東京都昭島市は立川市西部に隣接する人口約11万3000人の街だ。市の北側には玉川上水が流れ、南側は多摩川に接する。中央部を東西に走るJR青梅線は、拝島駅でJR八高線、五日市線、西武鉄道拝島線と合流する。
交通の要は西の外れにある拝島駅だが、街の中心は昭島駅周辺だ。駅の南側には古くからの住宅地が広がるが、北側には駅前ロータリーがあり、整然とした街区に大型商業施設モリタウン、ホテル、オフィスビルが連なる。
街区を進むと、ケーズデンキ、カインズといった大型物販店や昭和の森テニスセンター、ホテルオークラ系列のシティーホテル「フォレスト・イン昭和館」などがある。玉川上水沿いにはゴルフ場まで整備されている。この昭和の森ゴルフコースに隣接する400ヤードの打ちっぱなし練習場は、敷地の広さを生かし、両側に打席のある珍しい構造となっている。

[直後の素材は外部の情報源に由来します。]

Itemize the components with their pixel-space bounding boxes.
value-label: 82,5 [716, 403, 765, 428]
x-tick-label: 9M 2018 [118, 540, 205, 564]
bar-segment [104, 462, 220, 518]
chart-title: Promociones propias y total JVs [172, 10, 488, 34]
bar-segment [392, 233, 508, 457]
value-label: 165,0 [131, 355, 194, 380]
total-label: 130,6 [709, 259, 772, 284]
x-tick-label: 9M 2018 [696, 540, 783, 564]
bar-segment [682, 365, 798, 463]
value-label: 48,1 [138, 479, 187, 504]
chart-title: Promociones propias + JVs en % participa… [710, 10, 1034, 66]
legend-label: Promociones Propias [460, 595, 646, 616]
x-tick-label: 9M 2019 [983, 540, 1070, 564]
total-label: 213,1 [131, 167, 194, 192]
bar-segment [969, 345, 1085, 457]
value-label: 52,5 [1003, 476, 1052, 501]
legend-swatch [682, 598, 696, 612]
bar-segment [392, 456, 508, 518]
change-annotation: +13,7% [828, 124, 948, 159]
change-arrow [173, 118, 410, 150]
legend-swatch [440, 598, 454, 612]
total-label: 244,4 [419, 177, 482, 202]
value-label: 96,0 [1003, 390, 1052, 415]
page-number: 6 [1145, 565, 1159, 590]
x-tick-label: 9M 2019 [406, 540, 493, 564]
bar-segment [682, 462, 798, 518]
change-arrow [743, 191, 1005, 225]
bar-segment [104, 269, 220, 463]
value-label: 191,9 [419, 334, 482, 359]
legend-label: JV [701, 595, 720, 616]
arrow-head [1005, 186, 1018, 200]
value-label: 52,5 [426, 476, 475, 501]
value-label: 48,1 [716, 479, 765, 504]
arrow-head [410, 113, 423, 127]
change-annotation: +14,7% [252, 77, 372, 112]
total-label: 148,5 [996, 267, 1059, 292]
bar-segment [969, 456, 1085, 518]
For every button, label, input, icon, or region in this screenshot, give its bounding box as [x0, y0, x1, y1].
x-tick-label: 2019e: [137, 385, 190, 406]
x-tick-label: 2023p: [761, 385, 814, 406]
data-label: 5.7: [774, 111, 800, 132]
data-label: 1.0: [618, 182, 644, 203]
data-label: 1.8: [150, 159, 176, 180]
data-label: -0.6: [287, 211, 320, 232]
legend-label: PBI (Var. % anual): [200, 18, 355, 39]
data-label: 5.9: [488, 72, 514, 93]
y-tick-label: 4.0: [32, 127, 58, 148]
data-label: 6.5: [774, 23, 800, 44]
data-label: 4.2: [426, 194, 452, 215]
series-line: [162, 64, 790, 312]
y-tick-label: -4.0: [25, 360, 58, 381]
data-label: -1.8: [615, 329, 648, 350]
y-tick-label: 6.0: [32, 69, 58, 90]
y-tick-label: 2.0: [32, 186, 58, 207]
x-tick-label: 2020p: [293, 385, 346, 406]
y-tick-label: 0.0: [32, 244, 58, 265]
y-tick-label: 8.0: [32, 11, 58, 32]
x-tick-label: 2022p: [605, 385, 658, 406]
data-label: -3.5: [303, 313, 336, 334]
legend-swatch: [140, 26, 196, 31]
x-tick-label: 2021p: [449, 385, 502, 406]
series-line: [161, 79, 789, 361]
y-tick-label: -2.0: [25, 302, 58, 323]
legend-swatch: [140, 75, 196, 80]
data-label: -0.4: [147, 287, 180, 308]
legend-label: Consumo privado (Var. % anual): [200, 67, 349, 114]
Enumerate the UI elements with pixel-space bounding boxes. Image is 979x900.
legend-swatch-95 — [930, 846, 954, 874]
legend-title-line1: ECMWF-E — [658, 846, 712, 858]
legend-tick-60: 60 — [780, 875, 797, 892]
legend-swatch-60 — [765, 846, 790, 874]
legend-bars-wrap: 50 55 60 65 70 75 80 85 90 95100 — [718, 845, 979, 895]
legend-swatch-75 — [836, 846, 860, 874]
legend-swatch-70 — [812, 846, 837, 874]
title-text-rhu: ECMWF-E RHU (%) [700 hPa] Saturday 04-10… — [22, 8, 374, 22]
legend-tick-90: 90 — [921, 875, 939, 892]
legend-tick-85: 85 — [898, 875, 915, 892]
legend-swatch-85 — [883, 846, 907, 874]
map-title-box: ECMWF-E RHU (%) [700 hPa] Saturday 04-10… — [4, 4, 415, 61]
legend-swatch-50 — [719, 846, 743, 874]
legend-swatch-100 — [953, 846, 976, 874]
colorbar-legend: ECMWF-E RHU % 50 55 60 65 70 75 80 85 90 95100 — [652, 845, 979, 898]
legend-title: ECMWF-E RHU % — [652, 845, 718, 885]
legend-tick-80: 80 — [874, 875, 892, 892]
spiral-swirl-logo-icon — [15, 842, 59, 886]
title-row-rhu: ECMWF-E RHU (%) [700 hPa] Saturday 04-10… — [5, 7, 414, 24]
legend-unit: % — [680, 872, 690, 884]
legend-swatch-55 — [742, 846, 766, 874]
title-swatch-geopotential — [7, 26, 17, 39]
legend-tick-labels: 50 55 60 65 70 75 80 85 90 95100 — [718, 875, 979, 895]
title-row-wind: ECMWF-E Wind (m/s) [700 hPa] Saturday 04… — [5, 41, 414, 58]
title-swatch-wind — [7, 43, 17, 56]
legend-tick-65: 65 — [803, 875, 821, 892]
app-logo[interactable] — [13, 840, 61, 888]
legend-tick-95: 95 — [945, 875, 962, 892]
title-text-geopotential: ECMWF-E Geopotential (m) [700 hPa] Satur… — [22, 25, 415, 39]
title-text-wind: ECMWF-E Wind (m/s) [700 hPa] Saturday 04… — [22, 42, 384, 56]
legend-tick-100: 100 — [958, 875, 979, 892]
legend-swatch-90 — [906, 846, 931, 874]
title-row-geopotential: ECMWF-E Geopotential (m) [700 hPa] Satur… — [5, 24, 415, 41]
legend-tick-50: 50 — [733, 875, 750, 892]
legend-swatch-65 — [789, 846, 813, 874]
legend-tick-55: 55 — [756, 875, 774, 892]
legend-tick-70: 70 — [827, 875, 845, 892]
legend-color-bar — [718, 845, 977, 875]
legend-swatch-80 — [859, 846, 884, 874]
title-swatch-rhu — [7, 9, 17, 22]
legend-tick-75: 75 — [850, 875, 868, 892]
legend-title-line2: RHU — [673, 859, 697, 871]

なぜこのような街づくりが行われたのかについては、歴史を振り返らなくてはならない。広大な敷地を所有し、これらの施設を運営するのは昭和飛行機工業。1937年設立で、創業期には輸送用の飛行機を製造する事業を展開した。当時の日本は、軍用機の技術では高水準にあったが輸送機では後れを取っていた。そこで、DC3(零式輸送機)のライセンス生産を行うため、当時の昭和村と拝島村(現昭島市)、砂川村(現立川市)にまたがる飛行場併設の航空機製造工場を建設したのだ。隣の立川市で立川飛行機(現立飛ホールディングス)が帝国陸軍の練習機を製造したように、昭和飛行機工業は今の昭島の地に滑走路を持ち、輸送機の開発生産を行った。